Perdebatan
penentuan awal ramadhan menjadi identitas tersendiri bagi bangsa kita
(mentradisi sejak era kebebasan di letupkan pasca orde baru), kebebasan
berekspresi (baca:politik identitas) menjadi hal yang melahirkan beragama cara
dalam bertuhan. Tentu itu indah jikalau di kelolah secara santun, menempatkan
diri sebagai hamba yang seragama dengan ragam yang kusut tentunya bukan cara
yang bijak. Ramadhan yang hadir tahun memiliki cerita tersendiri, di
masing-masing kita, selain penuh dengan hujan yang merindu ala Sapardi, atau
sekedar tahun politik bagi sebagian besar masyarakat yang berdomisili di
Makassar kaitan dengan pilwalkot September depan, atau mungkin dinamika
keluarga masing-masing kita yang tak lagi riuh, di tinggal oleh sang ayah ibu
atau sanak keluarga yang tahun sebelumnya masih bersama-sama dengan kita
menjalani ramadhan yang kudus, sosok Gurutta “Allahu Yarham” yang telah purna
bagi penulis sendiri menjadi pukulan telak ramadhan tahun ini, pengajiannya,
nasehat-nasehatnya, atau sekedar doa untuk santri-santrinya takkan lagi
berkisah di puasa ini, ada pilu yang bertumpuk pasca kepergian beliau.
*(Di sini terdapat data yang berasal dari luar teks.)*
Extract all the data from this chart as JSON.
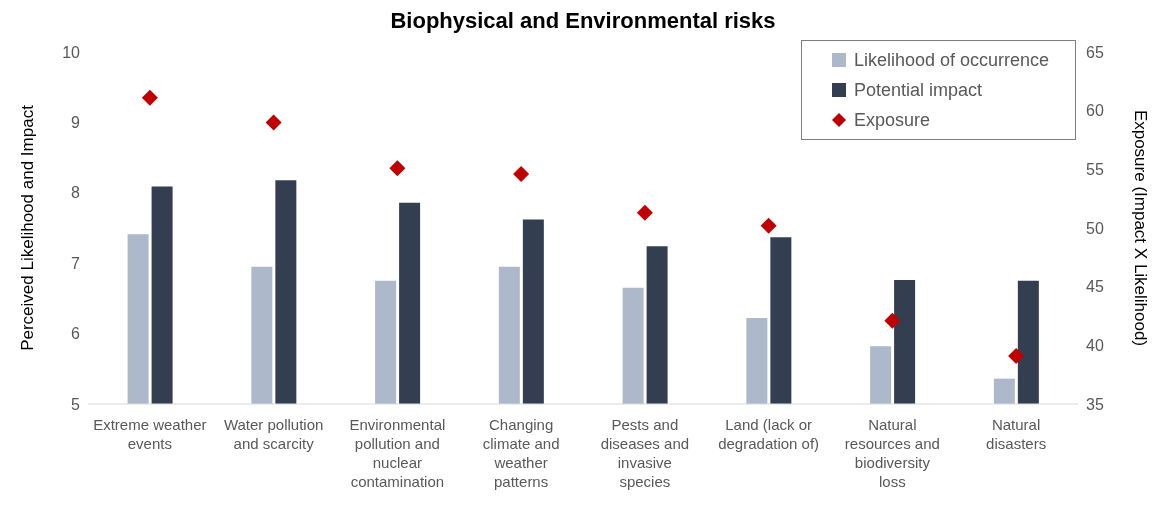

Bagi
kami, menjadi santrinya adalah takdir terindah selama ini hidup ini. Kondisi sosial yang juga semakin tak jelas
aralnya, setumpuk harga yang melambung tinggi oleh implikasi naiknya harga BBM
yang konon adalah alternative terakhir menyelamatkan APBN bangsa ini, konon.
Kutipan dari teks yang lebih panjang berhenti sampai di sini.